If you think through the implications of these ideas, it's easy to see that Sergio's wish has come true, whether we like it or not. Our online reality has been fractured in millions of ways so that over time, our individual online experience conforms to our views and expectations. We are all surrounded by semi-permeable, or perhaps impermeable, brand bubbles.

In 2020, the average American spent nearly eight hours a day on the internet. Arguably, the internet is our reality.

I wonder if marketing strategy today is really about creating a brand story about a product, or is it finding a creative way to lure people out of their bubbles ... or keeping them in one?


I appreciate you and the time you took out of your day to read this! You can find more articles like this from me on the top-rated {grow} blog and while you’re there, take a look at my Marketing Companion podcast and my keynote speaking page. For news and insights find me on Twitter at @markwschaefer and to see what I do when I’m not working, follow me on Instagram.

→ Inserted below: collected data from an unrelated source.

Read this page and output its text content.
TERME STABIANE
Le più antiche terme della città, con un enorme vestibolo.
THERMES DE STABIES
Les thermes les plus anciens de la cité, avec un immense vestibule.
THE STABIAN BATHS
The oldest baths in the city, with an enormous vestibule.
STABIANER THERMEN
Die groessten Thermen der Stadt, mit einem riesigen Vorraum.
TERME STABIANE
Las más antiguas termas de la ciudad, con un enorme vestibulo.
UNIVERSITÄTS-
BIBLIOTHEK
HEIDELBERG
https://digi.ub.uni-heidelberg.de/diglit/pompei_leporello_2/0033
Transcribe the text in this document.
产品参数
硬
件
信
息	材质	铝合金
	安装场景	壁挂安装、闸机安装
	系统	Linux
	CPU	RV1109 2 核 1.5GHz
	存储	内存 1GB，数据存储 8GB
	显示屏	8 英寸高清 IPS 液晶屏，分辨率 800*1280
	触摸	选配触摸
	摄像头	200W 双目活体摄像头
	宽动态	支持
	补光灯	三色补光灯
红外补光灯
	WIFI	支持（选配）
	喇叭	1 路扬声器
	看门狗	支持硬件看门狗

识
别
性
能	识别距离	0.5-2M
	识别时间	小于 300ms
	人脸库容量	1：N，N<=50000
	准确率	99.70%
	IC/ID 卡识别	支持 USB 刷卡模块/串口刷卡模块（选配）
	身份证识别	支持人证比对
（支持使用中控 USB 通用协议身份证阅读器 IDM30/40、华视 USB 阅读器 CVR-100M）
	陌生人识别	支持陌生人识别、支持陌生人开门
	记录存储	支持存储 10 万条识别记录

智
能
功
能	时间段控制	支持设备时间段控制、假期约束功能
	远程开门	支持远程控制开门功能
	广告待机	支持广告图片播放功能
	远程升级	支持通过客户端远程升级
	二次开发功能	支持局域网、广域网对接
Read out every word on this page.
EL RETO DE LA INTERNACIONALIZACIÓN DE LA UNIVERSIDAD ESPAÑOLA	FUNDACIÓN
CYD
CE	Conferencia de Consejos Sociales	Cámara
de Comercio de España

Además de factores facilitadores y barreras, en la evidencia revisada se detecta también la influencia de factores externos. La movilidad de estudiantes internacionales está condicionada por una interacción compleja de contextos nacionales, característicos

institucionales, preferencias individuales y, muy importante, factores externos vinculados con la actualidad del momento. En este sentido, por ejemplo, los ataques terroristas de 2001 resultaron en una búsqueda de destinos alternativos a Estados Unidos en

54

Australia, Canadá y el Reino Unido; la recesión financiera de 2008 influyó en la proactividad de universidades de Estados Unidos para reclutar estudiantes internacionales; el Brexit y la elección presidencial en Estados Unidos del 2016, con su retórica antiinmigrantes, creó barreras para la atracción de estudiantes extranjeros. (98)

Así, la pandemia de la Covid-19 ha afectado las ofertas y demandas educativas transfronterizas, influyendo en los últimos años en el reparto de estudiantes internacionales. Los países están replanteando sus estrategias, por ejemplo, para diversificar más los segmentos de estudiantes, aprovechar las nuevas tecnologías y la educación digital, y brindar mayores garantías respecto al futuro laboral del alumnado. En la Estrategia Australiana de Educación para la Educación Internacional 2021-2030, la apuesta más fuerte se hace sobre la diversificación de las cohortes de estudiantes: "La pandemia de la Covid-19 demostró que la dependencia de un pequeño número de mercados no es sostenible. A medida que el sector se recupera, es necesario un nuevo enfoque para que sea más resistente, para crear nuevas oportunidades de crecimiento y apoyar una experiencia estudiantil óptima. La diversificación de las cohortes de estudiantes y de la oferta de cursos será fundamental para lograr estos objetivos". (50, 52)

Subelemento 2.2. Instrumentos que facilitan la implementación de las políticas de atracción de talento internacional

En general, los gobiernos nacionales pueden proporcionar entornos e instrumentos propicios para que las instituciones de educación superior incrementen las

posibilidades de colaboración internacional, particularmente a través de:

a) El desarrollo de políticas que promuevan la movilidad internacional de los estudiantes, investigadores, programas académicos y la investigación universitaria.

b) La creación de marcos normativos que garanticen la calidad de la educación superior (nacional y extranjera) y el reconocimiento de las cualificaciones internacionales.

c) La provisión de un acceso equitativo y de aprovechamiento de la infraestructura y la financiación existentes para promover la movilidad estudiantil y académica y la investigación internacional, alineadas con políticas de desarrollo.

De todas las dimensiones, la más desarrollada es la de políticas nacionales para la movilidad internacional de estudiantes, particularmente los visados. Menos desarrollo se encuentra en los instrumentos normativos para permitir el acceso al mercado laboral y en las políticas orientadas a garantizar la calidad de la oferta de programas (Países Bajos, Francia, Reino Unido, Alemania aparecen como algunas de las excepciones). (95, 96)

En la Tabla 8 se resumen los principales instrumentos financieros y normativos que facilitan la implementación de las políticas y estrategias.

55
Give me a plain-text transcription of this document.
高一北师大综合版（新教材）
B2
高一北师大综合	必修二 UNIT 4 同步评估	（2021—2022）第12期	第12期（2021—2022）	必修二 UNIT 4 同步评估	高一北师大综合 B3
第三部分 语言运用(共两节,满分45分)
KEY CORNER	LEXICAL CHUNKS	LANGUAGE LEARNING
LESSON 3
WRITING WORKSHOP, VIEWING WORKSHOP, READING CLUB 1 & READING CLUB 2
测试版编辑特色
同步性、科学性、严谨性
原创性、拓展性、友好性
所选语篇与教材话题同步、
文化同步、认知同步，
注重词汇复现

Illustration courtesy of Unsplash.com

Jaqui Lane

Book coach and adviser to business leaders. Self publishing expert. Author. Increase your impact, recognition and visibility. Write, publish and successfully sell your business book. I can show you how. Ask me now.

3 年
Louis Diez

Founder, Donor Participation Project & Annual Fund Toolkit

3 年

Hence the value of community-building (AKA create your own bubble)?

Ryan Anderson

?? Stating and singing the obvious and not-so-obvious | Need a song and/or video for any occasion? DM me.

3 年

Thank you, Mark, as always, for your perspective. ?? Within what you're talking about is something that many people don't feel comfortable discussing: Truth. It's one thing being delivered ads for a shirt that two people will think differently about. That's an opinion that, arguably, doesn't matter. But when we believe something is "fact"/true, and we're mistaken, the ramifications can be life-altering. This past year plus has seen polarisation amped right up, with people holding fast to their "facts", and no middle ground, it seems, to neutrally dismantle beliefs/notions/ideas and agree on what criteria should be used for Truth. This is a great example of where "your Truth is your truth, and my Truth is my truth" can be dangerous. I mention this only because you touched on some stuff. When Truth and Opinion or Preference get mixed up, that can be dangerous. I think we all generally allow ourselves to become conditioned, for better or for worse - whether thanks to an algorithm, a news channel, a relationship, a job, a church or a buying habit. ?? Thanks again for bringing this up, Mark. I think I know what your natural follow up to #CumulativeAdvantage will be...

Rebecca Wilson

Succeed with Automation | Helping Busy Businesses Reclaim Time for Creativity by Integrating Workflow Automation & AI | 15+Yrs Business Operations | Curious about Continuous Improvement | Business Book Lover & New Mum??

3 年

Very interesting read Mark, thank you. I am genuinely concerned about the 'facebook effect' as I call it where algorithms serve up more of what you like/ dwell on further reinforcing your current opinion and closing you off to new perspectives. I also thought it was something that 'happened to other people' until the pandemic presented me with an opportunity to interact with very different people, virtually... Hadn't thought about it from a brand perspective, though.

Mark Herten

Ich bringe Unternehmen aus den Branchen Elektronik, Industrie und Green Tech in die K?pfe von Ingenieuren & B2B-Entscheidern. ?? B2B Marketing Fan ?? Podcaster ?? Community Builder

3 年

Really interesting thoughts. Thank you for sharing. And great picture, too.